Мы остановились в мотеле на окраине. Гостиница Данрэтти была типичным старым мотелем, обветшавшим от плохого ухода. Здесь останавливались охотники и рыбаки, когда открывался сезон. Словом, мотель был рассчитан на мужчин, поэтому здесь предполагалось некоторое спартанство. В одном блоке, примыкавшем к конторе, было десять домиков. Мы попросили домик ближе к лесу. Управляющий ничего не сказал. Он тактично проверил, нет ли у нас удочек и охотничьих ружей, и, удостоверившись, что ничего такого у нас нет, приступил к регистрации. Он все делал медленно и основательно. Поинтересовался, женаты ли мы — словно мог иметь что-то против того, чтобы один из мрачных номеров его жалкого мотеля мог превратиться в любовное гнездышко. Нам было сказано, что в мотеле нет никого, кроме нас, что будет тихо.
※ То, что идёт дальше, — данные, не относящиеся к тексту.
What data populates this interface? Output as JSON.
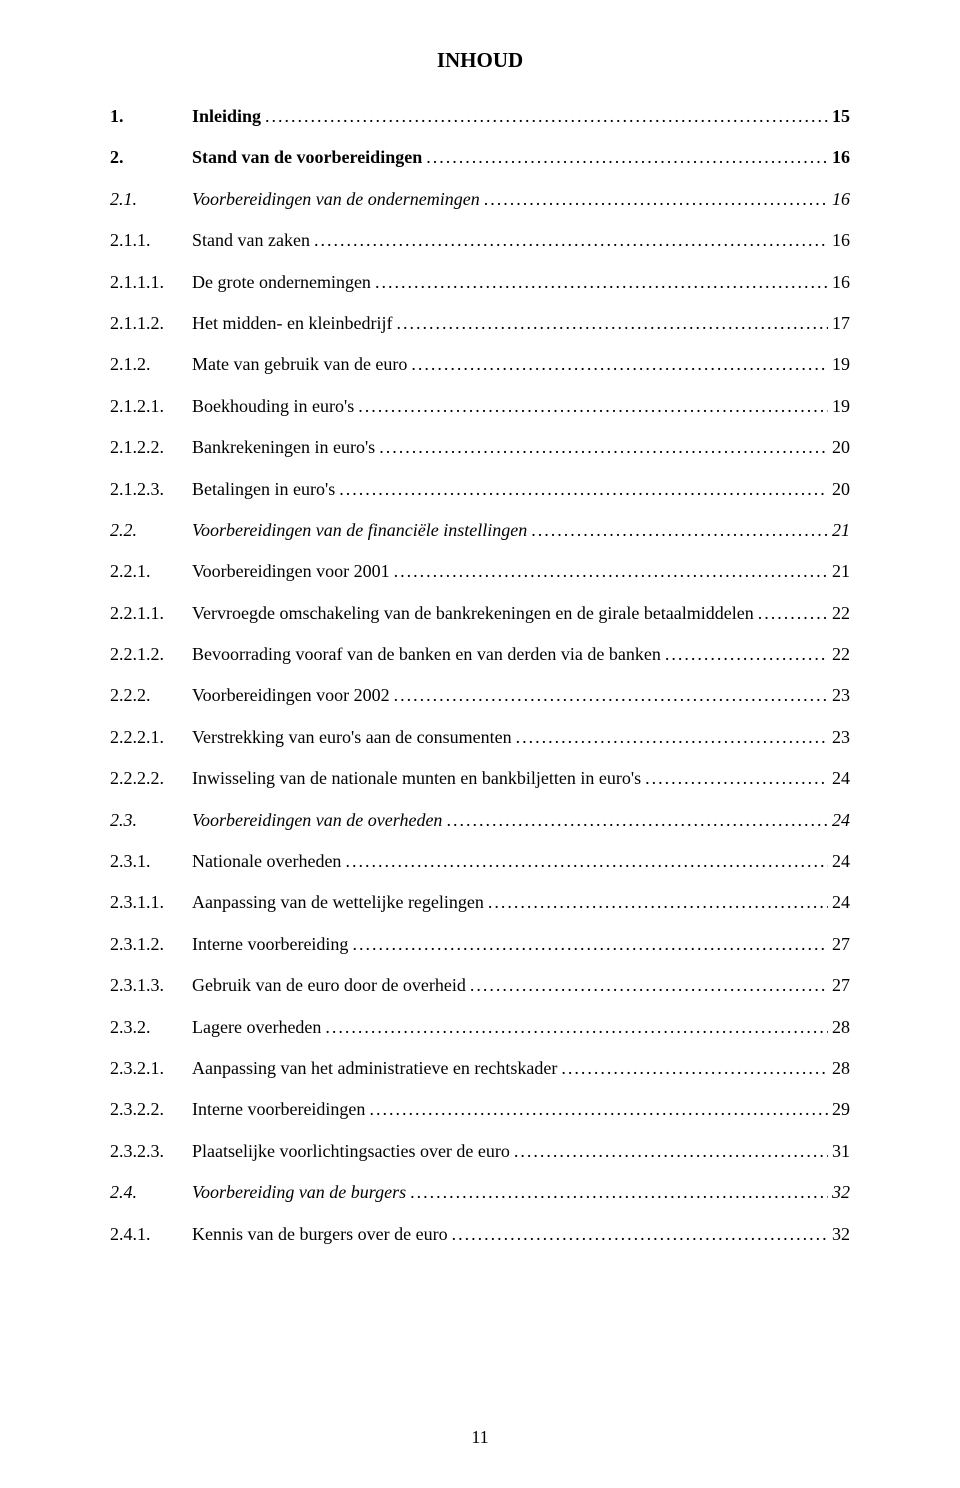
{
  "title": "INHOUD",
  "page_number": "11",
  "leader_char": ".",
  "entries": [
    {
      "num": "1.",
      "num_width": 82,
      "text": "Inleiding",
      "page": "15",
      "style": "bold"
    },
    {
      "num": "2.",
      "num_width": 82,
      "text": "Stand van de voorbereidingen",
      "page": "16",
      "style": "bold"
    },
    {
      "num": "2.1.",
      "num_width": 82,
      "text": "Voorbereidingen van de ondernemingen",
      "page": "16",
      "style": "italic",
      "page_style": "italic"
    },
    {
      "num": "2.1.1.",
      "num_width": 82,
      "text": "Stand van zaken",
      "page": "16",
      "style": "plain"
    },
    {
      "num": "2.1.1.1.",
      "num_width": 82,
      "text": "De grote ondernemingen",
      "page": "16",
      "style": "plain"
    },
    {
      "num": "2.1.1.2.",
      "num_width": 82,
      "text": "Het midden- en kleinbedrijf",
      "page": "17",
      "style": "plain"
    },
    {
      "num": "2.1.2.",
      "num_width": 82,
      "text": "Mate van gebruik van de euro",
      "page": "19",
      "style": "plain"
    },
    {
      "num": "2.1.2.1.",
      "num_width": 82,
      "text": "Boekhouding in euro's",
      "page": "19",
      "style": "plain"
    },
    {
      "num": "2.1.2.2.",
      "num_width": 82,
      "text": "Bankrekeningen in euro's",
      "page": "20",
      "style": "plain"
    },
    {
      "num": "2.1.2.3.",
      "num_width": 82,
      "text": "Betalingen in euro's",
      "page": "20",
      "style": "plain"
    },
    {
      "num": "2.2.",
      "num_width": 82,
      "text": "Voorbereidingen van de financiële instellingen",
      "page": "21",
      "style": "italic",
      "page_style": "italic"
    },
    {
      "num": "2.2.1.",
      "num_width": 82,
      "text": "Voorbereidingen voor 2001",
      "page": "21",
      "style": "plain"
    },
    {
      "num": "2.2.1.1.",
      "num_width": 82,
      "text": "Vervroegde omschakeling van de bankrekeningen en de girale betaalmiddelen",
      "page": "22",
      "style": "plain"
    },
    {
      "num": "2.2.1.2.",
      "num_width": 82,
      "text": "Bevoorrading vooraf van de banken en van derden via de banken",
      "page": "22",
      "style": "plain"
    },
    {
      "num": "2.2.2.",
      "num_width": 82,
      "text": "Voorbereidingen voor 2002",
      "page": "23",
      "style": "plain"
    },
    {
      "num": "2.2.2.1.",
      "num_width": 82,
      "text": "Verstrekking van euro's aan de consumenten",
      "page": "23",
      "style": "plain"
    },
    {
      "num": "2.2.2.2.",
      "num_width": 82,
      "text": "Inwisseling van de nationale munten en bankbiljetten in euro's",
      "page": "24",
      "style": "plain"
    },
    {
      "num": "2.3.",
      "num_width": 82,
      "text": "Voorbereidingen van de overheden",
      "page": "24",
      "style": "italic",
      "page_style": "italic"
    },
    {
      "num": "2.3.1.",
      "num_width": 82,
      "text": "Nationale overheden",
      "page": "24",
      "style": "plain"
    },
    {
      "num": "2.3.1.1.",
      "num_width": 82,
      "text": "Aanpassing van de wettelijke regelingen",
      "page": "24",
      "style": "plain"
    },
    {
      "num": "2.3.1.2.",
      "num_width": 82,
      "text": "Interne voorbereiding",
      "page": "27",
      "style": "plain"
    },
    {
      "num": "2.3.1.3.",
      "num_width": 82,
      "text": "Gebruik van de euro door de overheid",
      "page": "27",
      "style": "plain"
    },
    {
      "num": "2.3.2.",
      "num_width": 82,
      "text": "Lagere overheden",
      "page": "28",
      "style": "plain"
    },
    {
      "num": "2.3.2.1.",
      "num_width": 82,
      "text": "Aanpassing van het administratieve en rechtskader",
      "page": "28",
      "style": "plain"
    },
    {
      "num": "2.3.2.2.",
      "num_width": 82,
      "text": "Interne voorbereidingen",
      "page": "29",
      "style": "plain"
    },
    {
      "num": "2.3.2.3.",
      "num_width": 82,
      "text": "Plaatselijke voorlichtingsacties over de euro",
      "page": "31",
      "style": "plain"
    },
    {
      "num": "2.4.",
      "num_width": 82,
      "text": "Voorbereiding van de burgers",
      "page": "32",
      "style": "italic",
      "page_style": "italic"
    },
    {
      "num": "2.4.1.",
      "num_width": 82,
      "text": "Kennis van de burgers over de euro",
      "page": "32",
      "style": "plain"
    }
  ]
}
Управляющий добавил, что если что-то понадобится, он будет дома, при этом как-то абстрактно указал направление. Мы поняли, что докучать нам никто не станет.

Комната оказалась на редкость унылой. Все четыре стены были забраны дешевыми пластиковыми панелями, а потолок подшит фанерой. Большее место занимали две кровати. Каждая из них была шире одиночной, но уже двуспальной. Кровати были из эпохи Великой депрессии — с никелированными спинками. Между ними стоял небольшой комод, а на нем — керамическая настольная лампа. Два потертых мягких кресла перед телевизором, которому было не меньше тридцати лет. У другой стены расположился небольшой круглый стол и три деревянных кухонных стула без подлокотников. За одной дверью я обнаружила маленькую, но оборудованную всем необходимым кухню, а за другой дверью — ванную, где стены местами были покрыты зеленой плесенью. Когда Джонатан бросил наши чемоданы на одну из кроватей, я рассмеялась и спросила недоверчиво:

— Мы остаемся здесь? Наверняка можно найти место посимпатичнее. Может быть, ближе к центру…

Джонатан промолчал и встал перед стеклянными скользящими дверями. За маленьким деревянным крыльцом начинался лес. Вверх уходили могучие стволы, тихо потрескивавшие на ветру. Мы открыли двери и оказались в лесу. Нас окутал чистый, свежий воздух. Мы стояли на крыльце и долго смотрели на бескрайние лесные чащи. Это была наша родина, наш дом, каким мы его знали. И он сам нашел нас.